Indonesia siaga kebakaran. Asap masih menyerang warga. Kabut asap pekat terutama menyelimuti wilayah Sumatera Selatan, Jambi, Riau, Kalimantan Barat, Kalimantan Tengah, dan Kalimantan Selatan. Kabut asap juga menyebar ke sejumlah daerah di sekitar enam provinsi tersebut (kompas).
Bukan hanya kebakaran hutan. Kebakaran lain juga terjadi.
Beberapa waktu lalu, sebuah gereja di bakar di Singkil, Aceh. Padahal masih belum kita lupakan kasus pembakaran mesjid di Tolikara, Papua.
Dengan cepat berita beredar via media internet. Para netizen dibanjiri berbagai informasi. Dari yang bersifat informatif hingga beragam informasi provokatif. Seorang netizen yang juga dosen disebuah institusi pendidikan dan terkenal aktif menyuarakan Islam Liberal dan Nusantara bahkan membuat postingan yang mengejutkan.

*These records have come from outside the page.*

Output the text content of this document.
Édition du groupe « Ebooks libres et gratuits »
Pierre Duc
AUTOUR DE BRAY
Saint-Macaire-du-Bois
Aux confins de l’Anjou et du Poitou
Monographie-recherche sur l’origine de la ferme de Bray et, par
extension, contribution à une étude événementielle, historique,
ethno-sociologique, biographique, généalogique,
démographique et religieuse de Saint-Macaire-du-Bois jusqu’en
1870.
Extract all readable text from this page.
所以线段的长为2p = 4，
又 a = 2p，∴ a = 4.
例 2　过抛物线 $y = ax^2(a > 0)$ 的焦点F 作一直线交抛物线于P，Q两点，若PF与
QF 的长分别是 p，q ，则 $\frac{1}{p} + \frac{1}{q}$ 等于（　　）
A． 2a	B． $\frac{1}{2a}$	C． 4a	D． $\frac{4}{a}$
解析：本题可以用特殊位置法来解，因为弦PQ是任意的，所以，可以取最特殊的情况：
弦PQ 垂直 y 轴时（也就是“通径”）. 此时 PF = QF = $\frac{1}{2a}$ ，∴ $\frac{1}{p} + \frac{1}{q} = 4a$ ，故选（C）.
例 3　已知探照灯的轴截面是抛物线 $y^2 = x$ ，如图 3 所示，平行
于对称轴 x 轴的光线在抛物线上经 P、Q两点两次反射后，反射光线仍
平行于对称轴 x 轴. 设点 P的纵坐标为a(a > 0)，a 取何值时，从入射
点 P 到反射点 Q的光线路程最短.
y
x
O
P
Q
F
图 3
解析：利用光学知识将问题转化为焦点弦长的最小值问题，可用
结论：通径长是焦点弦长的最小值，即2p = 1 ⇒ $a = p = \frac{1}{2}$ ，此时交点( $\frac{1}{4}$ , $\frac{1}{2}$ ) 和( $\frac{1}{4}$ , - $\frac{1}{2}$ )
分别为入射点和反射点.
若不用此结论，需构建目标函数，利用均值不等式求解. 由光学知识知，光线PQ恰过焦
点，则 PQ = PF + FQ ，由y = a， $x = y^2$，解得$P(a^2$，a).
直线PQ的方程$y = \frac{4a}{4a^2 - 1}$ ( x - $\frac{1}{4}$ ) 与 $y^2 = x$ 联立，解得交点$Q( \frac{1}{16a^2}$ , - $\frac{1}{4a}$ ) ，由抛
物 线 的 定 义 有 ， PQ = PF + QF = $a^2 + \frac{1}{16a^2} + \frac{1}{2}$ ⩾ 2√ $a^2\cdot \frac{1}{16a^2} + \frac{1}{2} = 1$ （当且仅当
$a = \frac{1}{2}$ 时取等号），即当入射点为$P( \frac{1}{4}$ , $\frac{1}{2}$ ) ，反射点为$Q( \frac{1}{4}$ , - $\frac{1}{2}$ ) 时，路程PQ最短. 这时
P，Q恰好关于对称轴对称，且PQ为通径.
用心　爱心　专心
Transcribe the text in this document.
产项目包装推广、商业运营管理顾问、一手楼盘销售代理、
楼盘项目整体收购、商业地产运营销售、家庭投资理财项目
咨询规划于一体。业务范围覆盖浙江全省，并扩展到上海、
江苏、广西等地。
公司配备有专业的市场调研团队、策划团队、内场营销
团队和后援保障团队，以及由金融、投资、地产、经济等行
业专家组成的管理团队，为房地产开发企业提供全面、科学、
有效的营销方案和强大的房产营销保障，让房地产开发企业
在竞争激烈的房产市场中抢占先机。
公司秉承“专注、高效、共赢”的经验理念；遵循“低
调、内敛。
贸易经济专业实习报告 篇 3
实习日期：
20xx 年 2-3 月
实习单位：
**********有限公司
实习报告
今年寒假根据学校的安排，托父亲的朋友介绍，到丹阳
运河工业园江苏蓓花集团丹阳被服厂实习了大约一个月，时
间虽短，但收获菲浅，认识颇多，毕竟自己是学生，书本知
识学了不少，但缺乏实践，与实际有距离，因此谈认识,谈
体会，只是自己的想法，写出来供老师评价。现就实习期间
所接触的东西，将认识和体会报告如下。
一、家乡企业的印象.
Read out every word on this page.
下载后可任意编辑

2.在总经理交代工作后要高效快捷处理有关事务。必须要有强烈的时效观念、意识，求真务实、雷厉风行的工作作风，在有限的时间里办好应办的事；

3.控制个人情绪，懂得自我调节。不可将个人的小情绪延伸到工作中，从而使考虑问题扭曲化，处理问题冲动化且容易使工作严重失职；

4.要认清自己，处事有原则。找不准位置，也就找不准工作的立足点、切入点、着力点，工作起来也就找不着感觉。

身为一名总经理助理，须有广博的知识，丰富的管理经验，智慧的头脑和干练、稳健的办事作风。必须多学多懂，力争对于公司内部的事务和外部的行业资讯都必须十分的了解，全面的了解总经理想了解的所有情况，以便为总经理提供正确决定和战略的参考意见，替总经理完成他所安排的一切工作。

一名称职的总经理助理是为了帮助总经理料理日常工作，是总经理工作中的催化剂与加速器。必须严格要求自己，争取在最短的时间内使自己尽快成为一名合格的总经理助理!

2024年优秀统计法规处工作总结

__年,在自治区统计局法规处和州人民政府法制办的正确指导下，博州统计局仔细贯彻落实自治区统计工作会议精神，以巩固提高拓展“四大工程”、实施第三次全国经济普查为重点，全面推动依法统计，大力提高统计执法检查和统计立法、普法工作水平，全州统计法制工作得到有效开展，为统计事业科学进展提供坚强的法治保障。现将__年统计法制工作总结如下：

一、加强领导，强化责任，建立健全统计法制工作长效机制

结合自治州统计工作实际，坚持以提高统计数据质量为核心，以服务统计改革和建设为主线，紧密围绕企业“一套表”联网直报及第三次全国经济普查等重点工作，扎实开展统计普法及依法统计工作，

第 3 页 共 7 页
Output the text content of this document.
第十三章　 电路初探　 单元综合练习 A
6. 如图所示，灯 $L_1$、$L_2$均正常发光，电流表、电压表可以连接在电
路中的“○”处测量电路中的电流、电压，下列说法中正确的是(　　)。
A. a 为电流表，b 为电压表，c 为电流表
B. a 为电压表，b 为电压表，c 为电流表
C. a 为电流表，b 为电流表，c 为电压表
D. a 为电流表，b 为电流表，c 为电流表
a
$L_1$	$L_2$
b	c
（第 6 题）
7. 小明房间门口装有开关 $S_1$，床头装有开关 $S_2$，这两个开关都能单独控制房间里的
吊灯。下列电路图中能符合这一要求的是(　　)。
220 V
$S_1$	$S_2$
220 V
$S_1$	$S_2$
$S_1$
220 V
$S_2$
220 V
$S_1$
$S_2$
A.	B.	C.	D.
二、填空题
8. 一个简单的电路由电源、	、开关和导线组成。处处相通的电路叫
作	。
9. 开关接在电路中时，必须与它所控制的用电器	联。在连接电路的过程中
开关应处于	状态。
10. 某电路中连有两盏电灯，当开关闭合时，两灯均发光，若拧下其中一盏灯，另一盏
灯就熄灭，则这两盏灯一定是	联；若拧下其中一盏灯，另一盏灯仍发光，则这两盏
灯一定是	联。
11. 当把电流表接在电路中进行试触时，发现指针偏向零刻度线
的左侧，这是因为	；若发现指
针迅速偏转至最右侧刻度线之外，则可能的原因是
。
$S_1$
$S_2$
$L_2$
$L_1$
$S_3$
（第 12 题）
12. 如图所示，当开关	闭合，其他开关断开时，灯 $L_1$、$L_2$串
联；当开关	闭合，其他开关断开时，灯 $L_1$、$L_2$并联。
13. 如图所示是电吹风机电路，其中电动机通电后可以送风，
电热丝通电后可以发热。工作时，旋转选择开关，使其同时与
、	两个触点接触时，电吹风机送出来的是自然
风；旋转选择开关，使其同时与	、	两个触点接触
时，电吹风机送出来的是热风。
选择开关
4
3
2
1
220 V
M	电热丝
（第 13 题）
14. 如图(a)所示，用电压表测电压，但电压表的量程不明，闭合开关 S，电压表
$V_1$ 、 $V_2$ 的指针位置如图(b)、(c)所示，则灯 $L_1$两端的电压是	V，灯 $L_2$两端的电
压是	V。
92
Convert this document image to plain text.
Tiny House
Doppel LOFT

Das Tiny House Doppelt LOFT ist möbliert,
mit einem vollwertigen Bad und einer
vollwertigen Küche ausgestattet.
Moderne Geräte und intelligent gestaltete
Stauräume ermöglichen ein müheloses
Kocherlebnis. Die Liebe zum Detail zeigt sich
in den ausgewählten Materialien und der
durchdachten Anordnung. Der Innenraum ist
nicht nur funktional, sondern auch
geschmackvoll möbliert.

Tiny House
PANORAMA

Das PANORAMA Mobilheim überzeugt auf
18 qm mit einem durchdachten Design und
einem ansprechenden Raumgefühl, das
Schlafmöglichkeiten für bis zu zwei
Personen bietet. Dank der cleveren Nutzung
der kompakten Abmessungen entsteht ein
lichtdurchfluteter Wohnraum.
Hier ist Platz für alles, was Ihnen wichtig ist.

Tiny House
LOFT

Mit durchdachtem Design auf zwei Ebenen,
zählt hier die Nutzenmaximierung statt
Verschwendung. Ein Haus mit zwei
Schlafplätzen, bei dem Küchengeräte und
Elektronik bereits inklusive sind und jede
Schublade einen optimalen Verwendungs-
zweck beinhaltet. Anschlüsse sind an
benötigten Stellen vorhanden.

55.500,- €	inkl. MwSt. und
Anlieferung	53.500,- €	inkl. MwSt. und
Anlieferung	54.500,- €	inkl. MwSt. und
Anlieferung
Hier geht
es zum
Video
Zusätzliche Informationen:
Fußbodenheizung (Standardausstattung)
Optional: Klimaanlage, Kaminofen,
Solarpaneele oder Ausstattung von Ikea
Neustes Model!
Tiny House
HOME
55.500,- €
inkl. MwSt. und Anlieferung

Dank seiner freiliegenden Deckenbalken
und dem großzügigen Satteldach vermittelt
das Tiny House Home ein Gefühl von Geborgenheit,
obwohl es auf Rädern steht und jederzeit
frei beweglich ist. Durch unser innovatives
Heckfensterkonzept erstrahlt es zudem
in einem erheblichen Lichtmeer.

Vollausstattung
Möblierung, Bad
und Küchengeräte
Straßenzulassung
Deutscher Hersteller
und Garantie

"SERAMBI MAKKAH MEMBAKAR GEREJA. ANEHNYA NEGARA DIAM
Di Serambi Makkah, barusan puluhan gereja ditutup, sebagian dibakar. Entah setan mana pelakunya. Yang pasti para tengku di sana. Saya tak tahu siapa yang menyulut dan memprovokasi. Bisa saja ormas keagamaan, agen Wahabi atau ormas penjual jasa sekuriti.
Tidak seperti Tolikara, saat masjid ikut terbakar, republik ini seakan membara. Kebakaran jenggot. Heboh seantero dunia. Sahutan-sahutan tokoh keras mengancam, meneror dan mengirim api perang di ruang publik.
Ya, seakan republik ini hanya milik umat Islam. Menteri agama, ustadz LHI teriak menyayangkan. Mensos lantang bicara. FPI yang biasa biang kerok itu meneror umat Kristen. Api perang dinyalakan. Genderang Perang Salib ditabuh keras. Itu karena sebuah masjid ikut terbakar. Tapi......
Republik ini diam 1000 basa. Negara membisu. Sunyi dan sepi bila gereja disegel atau dibakar. Bila wihara dibom. Bila candi, pura atau lithang ditutup. Hanya bila masjid dibakar "konstitusi" diteriakkan. Bukan pelanggaran konstitusi bila tempat ibadah non-muslim yang dihancurkan.
Arogansi umat Islam begitu nyata. Diskriminasi terang benderang. Negara tak hadir bila non-muslim terinjak dan tertindas. Konstitusi itu hanya milik umat Islam.
Bung Karno kepadamu saya mengadu. Bukankah engkau bicara keras:" Indonesia bukan untuk Islam. Bukan untuk Kristen. Bukan untuk Hindu, buddha. Indonesia satu untuk semuanya". Sayup-sayup suaramu hilang.